“You stiff necked people”
Stephen’s speech (in Acts 7) before the Jewish Council is a history lesson! Why? For what purpose?
He reviews all that had happened since the time of Abraham. But the members of the Council would have known their history? But was it just academic knowledge to them? Had they failed to draw lessons for themselves from it? Yes! – and the same failure is evident today!
As we read the chapter we see Stephen is tracing the things God had instigated since he called Abraham from his homeland in Ur. The lesson is clearly that his people should be aware and, as a result, be awake to the actions of God, If they do this, they will respond in faith. The same challenge faces us today!
Stephen’s lesson then looks at the experiences of Joseph in Egypt when God acted and miracles occurred.
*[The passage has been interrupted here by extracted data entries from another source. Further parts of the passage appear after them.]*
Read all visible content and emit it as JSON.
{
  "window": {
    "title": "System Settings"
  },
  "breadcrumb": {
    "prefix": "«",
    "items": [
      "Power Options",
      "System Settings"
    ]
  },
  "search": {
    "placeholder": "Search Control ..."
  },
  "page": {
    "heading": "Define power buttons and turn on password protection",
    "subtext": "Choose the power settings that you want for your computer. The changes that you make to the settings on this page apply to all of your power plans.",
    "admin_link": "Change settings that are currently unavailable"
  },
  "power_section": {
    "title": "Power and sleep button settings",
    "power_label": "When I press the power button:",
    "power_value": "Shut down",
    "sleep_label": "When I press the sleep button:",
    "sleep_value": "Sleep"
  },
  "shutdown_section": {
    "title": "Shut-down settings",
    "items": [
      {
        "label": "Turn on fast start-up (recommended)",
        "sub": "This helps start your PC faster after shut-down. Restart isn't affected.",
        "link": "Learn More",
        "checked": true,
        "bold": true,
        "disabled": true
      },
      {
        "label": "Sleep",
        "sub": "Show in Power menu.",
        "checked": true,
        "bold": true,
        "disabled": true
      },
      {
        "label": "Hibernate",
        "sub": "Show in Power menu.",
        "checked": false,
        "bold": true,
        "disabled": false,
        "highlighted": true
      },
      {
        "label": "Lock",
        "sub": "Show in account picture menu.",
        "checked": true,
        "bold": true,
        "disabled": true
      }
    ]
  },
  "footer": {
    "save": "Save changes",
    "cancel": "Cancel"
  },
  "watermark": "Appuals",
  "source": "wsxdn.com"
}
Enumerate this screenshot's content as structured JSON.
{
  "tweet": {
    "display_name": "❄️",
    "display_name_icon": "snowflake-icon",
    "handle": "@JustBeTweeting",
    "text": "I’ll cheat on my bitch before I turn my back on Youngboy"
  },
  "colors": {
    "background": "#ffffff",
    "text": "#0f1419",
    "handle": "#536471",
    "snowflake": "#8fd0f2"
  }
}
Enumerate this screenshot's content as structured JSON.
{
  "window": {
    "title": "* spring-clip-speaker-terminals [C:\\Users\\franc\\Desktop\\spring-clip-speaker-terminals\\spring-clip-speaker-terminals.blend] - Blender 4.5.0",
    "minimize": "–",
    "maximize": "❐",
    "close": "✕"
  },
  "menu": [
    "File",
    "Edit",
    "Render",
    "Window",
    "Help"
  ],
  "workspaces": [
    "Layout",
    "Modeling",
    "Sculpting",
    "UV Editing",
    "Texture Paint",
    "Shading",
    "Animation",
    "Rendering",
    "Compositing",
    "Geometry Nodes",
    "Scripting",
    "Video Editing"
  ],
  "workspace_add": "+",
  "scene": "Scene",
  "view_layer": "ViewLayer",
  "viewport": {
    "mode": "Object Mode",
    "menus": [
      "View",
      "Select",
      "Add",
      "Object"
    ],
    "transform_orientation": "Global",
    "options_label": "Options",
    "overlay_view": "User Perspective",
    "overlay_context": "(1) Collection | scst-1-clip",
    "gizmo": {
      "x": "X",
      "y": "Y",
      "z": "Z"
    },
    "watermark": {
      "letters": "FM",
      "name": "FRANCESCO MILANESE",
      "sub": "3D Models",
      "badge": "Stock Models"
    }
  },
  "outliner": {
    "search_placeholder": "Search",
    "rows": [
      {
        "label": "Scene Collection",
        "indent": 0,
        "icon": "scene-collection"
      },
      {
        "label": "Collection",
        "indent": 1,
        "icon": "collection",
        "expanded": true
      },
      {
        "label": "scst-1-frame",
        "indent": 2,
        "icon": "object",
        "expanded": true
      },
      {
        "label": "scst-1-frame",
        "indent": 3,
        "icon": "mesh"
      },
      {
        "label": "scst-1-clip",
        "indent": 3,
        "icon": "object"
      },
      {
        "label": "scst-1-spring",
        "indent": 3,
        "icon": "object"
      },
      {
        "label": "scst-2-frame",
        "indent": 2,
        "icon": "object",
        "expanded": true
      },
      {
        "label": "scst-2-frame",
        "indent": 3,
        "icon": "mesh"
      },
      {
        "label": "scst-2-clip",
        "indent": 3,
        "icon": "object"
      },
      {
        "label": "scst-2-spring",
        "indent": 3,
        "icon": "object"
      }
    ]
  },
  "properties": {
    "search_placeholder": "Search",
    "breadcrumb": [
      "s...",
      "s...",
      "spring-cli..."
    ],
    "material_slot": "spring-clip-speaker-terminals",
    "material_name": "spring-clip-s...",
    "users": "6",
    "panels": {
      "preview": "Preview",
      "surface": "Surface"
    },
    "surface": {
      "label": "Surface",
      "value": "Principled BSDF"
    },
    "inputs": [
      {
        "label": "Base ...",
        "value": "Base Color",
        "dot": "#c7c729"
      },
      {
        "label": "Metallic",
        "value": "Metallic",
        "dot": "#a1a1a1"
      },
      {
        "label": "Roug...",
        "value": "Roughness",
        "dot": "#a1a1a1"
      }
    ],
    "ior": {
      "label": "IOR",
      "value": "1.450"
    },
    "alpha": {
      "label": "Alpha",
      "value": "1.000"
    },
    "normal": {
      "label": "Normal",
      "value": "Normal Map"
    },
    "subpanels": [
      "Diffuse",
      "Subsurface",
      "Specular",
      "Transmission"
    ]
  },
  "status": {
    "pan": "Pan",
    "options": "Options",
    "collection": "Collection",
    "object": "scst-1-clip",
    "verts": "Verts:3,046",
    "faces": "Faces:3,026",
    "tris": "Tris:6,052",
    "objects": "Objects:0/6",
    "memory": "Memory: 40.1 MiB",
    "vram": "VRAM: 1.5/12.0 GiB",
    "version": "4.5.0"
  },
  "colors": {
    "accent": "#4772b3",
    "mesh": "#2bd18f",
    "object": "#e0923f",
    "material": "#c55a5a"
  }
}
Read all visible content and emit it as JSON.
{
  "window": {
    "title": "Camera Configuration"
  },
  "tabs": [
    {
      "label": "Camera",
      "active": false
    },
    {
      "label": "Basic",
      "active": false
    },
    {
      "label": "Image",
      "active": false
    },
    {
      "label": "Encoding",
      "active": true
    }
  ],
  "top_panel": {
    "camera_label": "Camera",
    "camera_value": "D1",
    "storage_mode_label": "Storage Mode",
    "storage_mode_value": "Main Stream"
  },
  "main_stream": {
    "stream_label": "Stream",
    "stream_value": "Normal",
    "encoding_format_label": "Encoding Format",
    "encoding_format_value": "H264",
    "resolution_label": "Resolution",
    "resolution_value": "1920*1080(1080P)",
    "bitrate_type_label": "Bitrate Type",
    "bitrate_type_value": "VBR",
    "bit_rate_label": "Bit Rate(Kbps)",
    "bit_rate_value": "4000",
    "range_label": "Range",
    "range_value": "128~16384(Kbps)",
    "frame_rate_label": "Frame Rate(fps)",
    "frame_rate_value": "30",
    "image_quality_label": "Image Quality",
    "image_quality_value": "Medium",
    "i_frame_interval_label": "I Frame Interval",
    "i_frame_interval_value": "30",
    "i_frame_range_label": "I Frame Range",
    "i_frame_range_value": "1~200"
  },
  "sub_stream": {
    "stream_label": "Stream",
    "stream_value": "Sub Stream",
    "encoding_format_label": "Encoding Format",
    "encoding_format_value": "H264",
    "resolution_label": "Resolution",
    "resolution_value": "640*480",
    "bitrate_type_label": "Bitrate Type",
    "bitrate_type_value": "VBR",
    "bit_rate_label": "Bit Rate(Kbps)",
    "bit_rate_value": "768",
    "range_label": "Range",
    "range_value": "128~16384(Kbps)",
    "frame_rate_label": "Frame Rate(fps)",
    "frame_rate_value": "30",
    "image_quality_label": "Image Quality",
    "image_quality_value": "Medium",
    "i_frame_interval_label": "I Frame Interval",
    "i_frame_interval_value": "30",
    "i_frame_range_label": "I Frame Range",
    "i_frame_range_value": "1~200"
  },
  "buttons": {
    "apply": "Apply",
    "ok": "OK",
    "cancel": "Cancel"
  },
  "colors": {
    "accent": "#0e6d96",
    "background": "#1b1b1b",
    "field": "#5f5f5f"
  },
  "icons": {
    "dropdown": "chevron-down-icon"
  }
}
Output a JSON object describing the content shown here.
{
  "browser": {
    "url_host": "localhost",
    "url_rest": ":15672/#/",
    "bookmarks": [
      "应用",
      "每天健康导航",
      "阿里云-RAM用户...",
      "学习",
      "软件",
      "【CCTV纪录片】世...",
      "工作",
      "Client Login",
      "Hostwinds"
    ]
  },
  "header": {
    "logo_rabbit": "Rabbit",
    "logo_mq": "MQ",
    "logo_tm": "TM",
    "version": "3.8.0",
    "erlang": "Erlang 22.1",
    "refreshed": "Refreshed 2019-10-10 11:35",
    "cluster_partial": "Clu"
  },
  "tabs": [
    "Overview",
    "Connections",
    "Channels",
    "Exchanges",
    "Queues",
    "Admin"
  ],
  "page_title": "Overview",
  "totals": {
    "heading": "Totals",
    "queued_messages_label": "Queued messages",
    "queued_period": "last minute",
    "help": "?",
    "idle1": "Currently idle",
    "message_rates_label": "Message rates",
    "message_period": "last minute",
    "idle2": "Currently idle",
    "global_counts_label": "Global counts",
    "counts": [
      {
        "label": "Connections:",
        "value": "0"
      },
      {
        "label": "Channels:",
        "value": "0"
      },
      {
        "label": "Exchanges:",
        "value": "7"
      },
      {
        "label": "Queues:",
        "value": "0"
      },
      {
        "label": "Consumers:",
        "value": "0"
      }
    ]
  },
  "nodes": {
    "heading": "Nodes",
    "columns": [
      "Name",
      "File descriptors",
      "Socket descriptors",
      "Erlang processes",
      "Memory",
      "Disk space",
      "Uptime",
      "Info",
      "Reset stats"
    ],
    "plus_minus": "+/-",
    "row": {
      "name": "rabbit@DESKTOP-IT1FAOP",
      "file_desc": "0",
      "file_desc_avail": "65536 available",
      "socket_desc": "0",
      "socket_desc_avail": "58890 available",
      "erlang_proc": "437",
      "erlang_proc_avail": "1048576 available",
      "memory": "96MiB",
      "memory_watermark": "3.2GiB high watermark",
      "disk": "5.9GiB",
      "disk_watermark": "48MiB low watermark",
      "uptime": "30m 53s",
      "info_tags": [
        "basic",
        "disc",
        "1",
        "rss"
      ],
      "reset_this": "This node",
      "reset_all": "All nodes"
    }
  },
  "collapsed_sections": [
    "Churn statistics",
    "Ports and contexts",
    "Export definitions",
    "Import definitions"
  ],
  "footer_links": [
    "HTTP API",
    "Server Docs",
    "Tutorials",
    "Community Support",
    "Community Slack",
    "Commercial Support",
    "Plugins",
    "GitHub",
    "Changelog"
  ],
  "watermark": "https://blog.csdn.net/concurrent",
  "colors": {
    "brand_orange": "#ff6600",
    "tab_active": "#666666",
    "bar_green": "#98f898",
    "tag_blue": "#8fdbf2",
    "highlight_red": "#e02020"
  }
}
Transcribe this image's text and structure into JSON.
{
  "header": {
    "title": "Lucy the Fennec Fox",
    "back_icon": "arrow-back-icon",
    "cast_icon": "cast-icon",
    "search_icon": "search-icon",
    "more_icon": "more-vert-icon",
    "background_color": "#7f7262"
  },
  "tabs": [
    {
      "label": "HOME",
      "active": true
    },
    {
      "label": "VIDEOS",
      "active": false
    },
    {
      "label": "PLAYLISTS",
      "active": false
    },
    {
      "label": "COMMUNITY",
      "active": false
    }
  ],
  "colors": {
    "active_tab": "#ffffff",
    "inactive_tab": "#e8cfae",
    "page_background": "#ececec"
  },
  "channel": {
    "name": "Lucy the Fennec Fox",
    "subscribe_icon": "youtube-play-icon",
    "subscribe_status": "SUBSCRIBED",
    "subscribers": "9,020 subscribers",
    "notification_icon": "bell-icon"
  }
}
Next there are the incredible events when they leave Egypt – and more drama at Mount Sinai and the Ten Commandments are given and a tabernacle created. Following this there is the establishment in the land under Joshua – and the dramas in the days of David.
Stephen’s final point is the great Temple built by Solomon, which was rebuilt by Herod just before the time of Christ, forty-six years of work! His audience evidently gloried in the sense of prestige the Temple gave them in the eyes of the people. The tragedy is that the thinking of his audience was focussed on themselves and not on their Creator.
God is far greater than just a being that dwells in a temple.
The climax of Stephen’s speech is to quote Isaiah,
“Heaven is my throne and earth is my footstool” (verse 49).
That was the climax of the history lesson, the aim of which was to portray the real lessons for them – of the relationship with God that they should have learned from the failures in history.
Stephen suddenly challenges them,
“You stiff necked people, uncircumcised in heart and ears, you always resist the Holy Spirit (God in action) as your father’s did …” (verse 51).
He accuses them, you
“betrayed and murdered … the Righteous One” (verse 52).
What brave words … and now they murder Stephen, but that event was in time to be the catalyst in the conscience “of a young man named Saul” (verse 58) who was to become a “chosen vessel” and lead to an incredible life of dedication, “for all things work together for good for those who are called according to his purpose” (Romans 8:28). This is the lesson of scripture as we trace the outworking of these events.
Can you see God working in your life when – and since – you were “called”? Or, maybe it hasn’t happened yet! Are you seeking for it to happen – or are you among “the stiff-necked people”?
Let us read God’s word every day; regularly praying, being ready to co-operate with your Creator and His Son, who sacrificed his life – for you? His sacrifice was for all who sincerely seek – from their hearts – a relationship with the Creator.